During that time, Hankins proposed moving the Baptist Message within the convention as part of a newly formed communications team. The paper’s trustees initially turned down the idea but then revisited it a few months later and approved it. At the Louisiana convention’s annual meeting, however, the move required a two-thirds vote but drew only about half that number in a show-of-ballots vote. That prompted the editor search committee to reconsider Boggs, a previous candidate for Clayton’s successor.
“When we began our deliberations looking for a new editor last year, we searched from the East Coast to the West Coast and places in between,” said Nathan Luce, pastor at Broussard Grove Baptist Church in Prairieville who chaired the newspaper’s search committee. “Kelly Boggs is the … person we feel will do an outstanding job.”

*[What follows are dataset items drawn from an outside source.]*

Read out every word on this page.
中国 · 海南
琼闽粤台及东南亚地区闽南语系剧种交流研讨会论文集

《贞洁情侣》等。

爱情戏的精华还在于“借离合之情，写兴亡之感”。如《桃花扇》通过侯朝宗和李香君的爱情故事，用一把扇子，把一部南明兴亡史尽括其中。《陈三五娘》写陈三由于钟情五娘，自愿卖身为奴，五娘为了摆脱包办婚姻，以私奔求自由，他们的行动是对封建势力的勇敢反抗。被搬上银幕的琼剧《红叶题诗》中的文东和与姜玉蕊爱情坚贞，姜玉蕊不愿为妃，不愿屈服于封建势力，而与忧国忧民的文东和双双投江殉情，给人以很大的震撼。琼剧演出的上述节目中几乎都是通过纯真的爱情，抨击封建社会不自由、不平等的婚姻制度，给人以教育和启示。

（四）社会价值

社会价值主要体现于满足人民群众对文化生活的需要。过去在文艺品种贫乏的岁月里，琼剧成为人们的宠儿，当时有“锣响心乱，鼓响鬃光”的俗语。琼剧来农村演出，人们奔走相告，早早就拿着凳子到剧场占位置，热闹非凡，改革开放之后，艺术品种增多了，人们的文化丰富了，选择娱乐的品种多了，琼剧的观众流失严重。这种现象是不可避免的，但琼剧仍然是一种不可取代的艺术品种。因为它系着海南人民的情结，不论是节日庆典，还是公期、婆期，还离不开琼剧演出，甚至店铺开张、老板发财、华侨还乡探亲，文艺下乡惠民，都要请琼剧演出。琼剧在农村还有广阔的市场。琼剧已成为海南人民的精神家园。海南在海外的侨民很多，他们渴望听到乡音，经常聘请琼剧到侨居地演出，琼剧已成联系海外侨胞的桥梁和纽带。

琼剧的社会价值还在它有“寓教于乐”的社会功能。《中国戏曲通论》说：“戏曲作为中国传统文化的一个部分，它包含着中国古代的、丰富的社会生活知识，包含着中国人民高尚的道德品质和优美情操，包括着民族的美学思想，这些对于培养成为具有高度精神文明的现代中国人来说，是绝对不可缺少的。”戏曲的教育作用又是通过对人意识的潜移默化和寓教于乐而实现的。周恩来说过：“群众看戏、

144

In presenting Boggs to fellow members of the paper’s board, chair Larry Thompson noted Boggs’ experience in presenting a Christian worldview through newspaper columns.
“Kelly comes to us as one of the denomination’s voices in a very strategic region of our nation,” said Thompson, pastor at First Baptist Church in Westlake. “If you know Oregon, you know it is a very secular area. And Kelly’s writings have been well-known, especially for their Christian worldview.”
Before his election, Boggs was asked for his vision as editor by trustee Wayne Bono, a layman at Parkview Baptist Church in Baton Rouge.
Boggs said he believes the newspaper can unite Louisiana Baptists as they strive to accomplish the Great Commission. “I want the newspaper to be one of the finest in the [Southern Baptist] Convention,” he said. “We’re in changing times right now, not just for the Louisiana Baptist Message, but in publications, period.
“There will be a lot of trying new things and listening to people to encourage believers in this state that we’re in this together,” Boggs said. “We’re on the same team accomplishing the same goal.”
Trustee Bill Dye, pastor of North Monroe Baptist Church, asked Boggs several questions, including how he would handle the learning curve the editor’s position would require.
Boggs responded that he would meet with other current and former Baptist state editors, including Yeats, to learn how their newspapers operate.
“The thing that makes me qualified is the people [that] God has brought in my life, so the learning curve won’t be too severe,” Boggs said.
Later in the meeting, Hankins offered the full support of the convention’s staff.
“I and my staff at the executive board are at [Boggs’] disposal,” Hankins said. “We’re on his team for what God’s doing in the future.”